SONNE
Between cigarettes she slips, mother killed herself
She talks about a group home and her real name
The one she does not use
Because it is old, fuddy-duddy, the name of the island where she was born
I never ask how she did it
But I imagine pills
Black and white photographs taken by the ocean
White fences dunes and lawn chairs
Short hair, sunglasses
Classic cars, red interiors
I imagine her with cocktails
Entertaining her blonde haired little girl with gothic rhymes
Of sitters stealing babies from cradles
I see her dead on a bathroom floor at midnight
A tulip sink clean enough to drink from.
We go to her apartment
She pulls out shoeboxes full of journals
One is covered in cutouts of Angelina Jolie
She says I don’t give a fuck what anyone says
I love her
She plays Jeff Buckley then Leonard Cohen then Tom Waits on repeat
The evening goes on with her talking
Tristram Shandy is a favorite
People are fucks
The magnets are housewives and sarcasm
I work well with others as long as they leave me the fuck alone
She is holding a ladle
She goes on about a man she loves
Great sex except a woman got in the way
We get drunk again
She shows me more lives tucked away in boxes – photographs, clippings, cards.

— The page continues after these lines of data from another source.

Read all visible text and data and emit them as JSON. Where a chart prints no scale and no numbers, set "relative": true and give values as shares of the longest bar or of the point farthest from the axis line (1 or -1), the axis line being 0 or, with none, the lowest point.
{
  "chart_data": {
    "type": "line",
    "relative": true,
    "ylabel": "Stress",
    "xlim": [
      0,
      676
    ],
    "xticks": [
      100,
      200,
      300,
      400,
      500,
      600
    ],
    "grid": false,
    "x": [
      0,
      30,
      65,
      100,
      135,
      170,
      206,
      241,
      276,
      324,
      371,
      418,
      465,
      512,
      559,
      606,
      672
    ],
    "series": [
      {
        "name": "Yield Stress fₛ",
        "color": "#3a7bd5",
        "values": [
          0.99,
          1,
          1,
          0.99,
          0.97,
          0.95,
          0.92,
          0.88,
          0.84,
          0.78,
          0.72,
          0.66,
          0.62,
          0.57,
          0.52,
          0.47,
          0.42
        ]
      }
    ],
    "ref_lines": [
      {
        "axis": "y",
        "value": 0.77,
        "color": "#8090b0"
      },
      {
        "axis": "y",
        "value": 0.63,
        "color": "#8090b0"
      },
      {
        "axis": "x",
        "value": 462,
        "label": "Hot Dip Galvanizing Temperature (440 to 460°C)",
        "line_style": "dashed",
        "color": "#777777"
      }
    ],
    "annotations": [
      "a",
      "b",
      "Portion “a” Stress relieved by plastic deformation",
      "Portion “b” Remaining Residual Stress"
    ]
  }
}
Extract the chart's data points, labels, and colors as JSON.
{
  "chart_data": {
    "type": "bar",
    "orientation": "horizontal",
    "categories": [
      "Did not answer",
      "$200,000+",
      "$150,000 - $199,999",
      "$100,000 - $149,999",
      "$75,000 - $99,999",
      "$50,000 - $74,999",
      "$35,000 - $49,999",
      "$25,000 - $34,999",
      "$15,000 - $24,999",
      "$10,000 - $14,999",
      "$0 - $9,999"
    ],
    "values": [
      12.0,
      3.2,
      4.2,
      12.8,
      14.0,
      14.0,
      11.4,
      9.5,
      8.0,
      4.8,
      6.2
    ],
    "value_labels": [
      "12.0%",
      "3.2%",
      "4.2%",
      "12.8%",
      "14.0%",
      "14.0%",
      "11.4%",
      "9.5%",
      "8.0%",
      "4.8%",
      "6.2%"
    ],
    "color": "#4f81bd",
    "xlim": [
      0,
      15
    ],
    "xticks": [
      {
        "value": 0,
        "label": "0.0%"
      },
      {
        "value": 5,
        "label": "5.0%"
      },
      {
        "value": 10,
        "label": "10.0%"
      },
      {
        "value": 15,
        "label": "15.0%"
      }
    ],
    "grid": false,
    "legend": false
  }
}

Weeks later we meet at the hotel bar across the street from the hospital
Her father is dying and I did not know she had a father
I cannot piece together her history
Her mother is dead, she killed herself
She lived in a group home for girls
But her father is here now dying in Boston
He is septic and his liver is failing
She says he was not a drinker
She says he is only sixty
It is cold, winter and raining.
In the hospital I must pass through levels of security
To walk around a circular hallway to his room
He is covered in blankets and tubes
It is obvious this man will die
To me he tinkered with 350 engines, never denied salt air, said: winter is for the living, go
out and revel!
I sit in a waiting room designed for children
Little chairs and tables
Cardboard books about farms and animal people
There are no windows here
It is only time before I am sick
A nurse offers me a cup of water and a cheese stick.
Her father dies
And once again she is an orphan in my mind
She travels to Key West then Puerto Rico
Lives on an island with navy bombed soil
Its toxic metals hidden in produce and history
Because to see it
There’s water’s clarity and silhouette sunsets
Draping heat
It’s too hot to run
Too hot to eat
Just drink to each counted day
Several more and more moments of reflection
A place to put memories in neon trees
Each iguana a foreign comfort
We cannot take away our pains so we bring them to other places
Harbor them where they cannot be seen so clearly on our faces.